One data-mining company hired by big employers even attempts to predict pregnancy with an algorithm which analyzes insurance claims for unfilled birth-control prescriptions, logs fertility-related health app searches, and considers other inputs like age of ovaries, ages of any other children, and more. If they think they’re found a likely pregnancy, they send the creepiest possible category of notification message: unsolicited tips on prenatal care and choosing an obstetrician. From your employer-paid healthcare provider. When you haven't told anyone you were pregnant.


To change the things you cannot accept

For many months, observant Muslim employees at a Minnesota snowblower and lawnmower factory had been permitted to leave the production line briefly for daily prayers. But then the company suddenly put that to a halt, reportedly because there were “too many” Muslim employees, and therefore prayers were slowing down production. In response, 53 workers stayed home for three days in protest. Fourteen eventually resigned, some relented, and others returned to work but continued to pause for prayers. Seven were eventually fired for it.

Civil rights advocates report that many employers have made accommodations for prayers for many years (and that workers typically offer to clock out for it, so the direct cost can actually be negative ), but something seems to be changing in the national mood. Curiously, day-long shutdowns for Christian holidays have never been seen as a critical efficiency issue.


That’s politics

An unnamed 600-pound pig attempted to vote in the New Hampshire primary, waiting patiently outside the door of a polling location in Pelham, NH during voting hours. However, he never received a ballot and was returned to the custody of his owner without the Presidential preference of either party being revealed.

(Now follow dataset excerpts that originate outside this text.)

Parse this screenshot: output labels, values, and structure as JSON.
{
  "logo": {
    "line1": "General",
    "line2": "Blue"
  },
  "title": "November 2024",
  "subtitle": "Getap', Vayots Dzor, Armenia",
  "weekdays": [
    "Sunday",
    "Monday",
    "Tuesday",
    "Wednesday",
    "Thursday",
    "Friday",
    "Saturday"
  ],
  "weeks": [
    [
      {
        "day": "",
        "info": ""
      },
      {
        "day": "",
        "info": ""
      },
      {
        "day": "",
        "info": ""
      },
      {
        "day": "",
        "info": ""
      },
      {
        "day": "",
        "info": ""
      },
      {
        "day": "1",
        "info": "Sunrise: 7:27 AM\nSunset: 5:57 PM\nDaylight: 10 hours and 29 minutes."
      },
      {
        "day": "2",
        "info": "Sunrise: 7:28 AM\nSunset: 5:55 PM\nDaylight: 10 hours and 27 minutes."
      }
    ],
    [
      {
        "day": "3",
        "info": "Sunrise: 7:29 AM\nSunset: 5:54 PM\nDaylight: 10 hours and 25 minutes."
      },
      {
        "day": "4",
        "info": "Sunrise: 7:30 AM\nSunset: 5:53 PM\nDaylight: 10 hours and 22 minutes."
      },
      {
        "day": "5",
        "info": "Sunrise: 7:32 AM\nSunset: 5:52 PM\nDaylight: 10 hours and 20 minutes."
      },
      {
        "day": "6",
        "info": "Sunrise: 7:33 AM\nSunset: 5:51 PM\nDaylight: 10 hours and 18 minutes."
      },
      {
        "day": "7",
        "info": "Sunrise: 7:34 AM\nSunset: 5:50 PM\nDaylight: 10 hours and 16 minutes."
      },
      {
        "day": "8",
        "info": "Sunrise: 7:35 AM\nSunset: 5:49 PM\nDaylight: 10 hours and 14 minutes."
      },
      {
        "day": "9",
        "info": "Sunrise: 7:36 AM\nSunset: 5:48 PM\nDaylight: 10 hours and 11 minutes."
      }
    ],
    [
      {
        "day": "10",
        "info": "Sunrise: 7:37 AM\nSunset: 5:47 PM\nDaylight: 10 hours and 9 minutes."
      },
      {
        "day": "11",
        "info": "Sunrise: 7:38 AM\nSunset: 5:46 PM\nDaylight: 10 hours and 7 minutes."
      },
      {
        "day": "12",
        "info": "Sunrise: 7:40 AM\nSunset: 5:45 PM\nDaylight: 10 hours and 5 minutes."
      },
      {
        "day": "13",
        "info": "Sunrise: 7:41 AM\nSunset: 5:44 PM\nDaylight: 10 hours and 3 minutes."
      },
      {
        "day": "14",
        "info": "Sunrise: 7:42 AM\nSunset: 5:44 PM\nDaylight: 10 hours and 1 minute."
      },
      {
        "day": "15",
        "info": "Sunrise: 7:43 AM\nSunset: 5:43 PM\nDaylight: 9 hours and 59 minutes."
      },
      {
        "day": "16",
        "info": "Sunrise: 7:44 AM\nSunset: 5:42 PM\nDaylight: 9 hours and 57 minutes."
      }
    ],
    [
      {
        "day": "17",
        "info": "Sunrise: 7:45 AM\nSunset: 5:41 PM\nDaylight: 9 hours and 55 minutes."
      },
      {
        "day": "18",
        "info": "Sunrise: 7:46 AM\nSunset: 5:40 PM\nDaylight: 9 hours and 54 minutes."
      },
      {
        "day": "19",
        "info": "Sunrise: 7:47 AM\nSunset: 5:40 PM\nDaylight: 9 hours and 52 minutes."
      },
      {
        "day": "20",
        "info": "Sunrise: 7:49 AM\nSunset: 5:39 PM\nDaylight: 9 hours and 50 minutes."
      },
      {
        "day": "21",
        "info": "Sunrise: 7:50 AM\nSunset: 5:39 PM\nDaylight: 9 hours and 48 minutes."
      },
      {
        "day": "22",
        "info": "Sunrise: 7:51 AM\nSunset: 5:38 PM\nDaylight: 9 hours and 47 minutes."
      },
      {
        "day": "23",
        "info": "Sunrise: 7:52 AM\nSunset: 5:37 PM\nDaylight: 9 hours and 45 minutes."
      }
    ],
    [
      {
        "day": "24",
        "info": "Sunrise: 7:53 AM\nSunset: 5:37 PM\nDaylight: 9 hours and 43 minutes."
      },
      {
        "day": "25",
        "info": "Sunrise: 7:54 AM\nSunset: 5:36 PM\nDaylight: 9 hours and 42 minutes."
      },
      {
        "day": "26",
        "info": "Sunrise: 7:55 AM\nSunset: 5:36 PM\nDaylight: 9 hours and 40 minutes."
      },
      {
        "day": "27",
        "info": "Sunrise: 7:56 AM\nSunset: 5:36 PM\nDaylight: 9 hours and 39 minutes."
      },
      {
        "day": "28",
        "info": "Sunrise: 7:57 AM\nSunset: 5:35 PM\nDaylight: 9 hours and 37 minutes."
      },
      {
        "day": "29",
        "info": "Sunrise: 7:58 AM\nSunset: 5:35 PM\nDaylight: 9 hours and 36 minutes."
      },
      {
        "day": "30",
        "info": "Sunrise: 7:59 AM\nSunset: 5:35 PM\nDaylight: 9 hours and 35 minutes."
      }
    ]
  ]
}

A Florida man accused of tossing an alligator into a Wendy’s drive-thru window has been ordered to avoid contact with all animals besides his mother’s dog, and to stay out of all Wendy’s restaurants. Much like Seattle’s minimum wage law, this order apparently holds regardless of who technically owns the franchise.

And after a possum was found having made a home in an Australian park's toilet paper dispenser, it was evicted from its unauthorized encampment by a "cleaning crew". Authorities claim it has been relocated to better accommodations, but it’s not clear why everybody is talking about were the possum belongs, except the possum itself.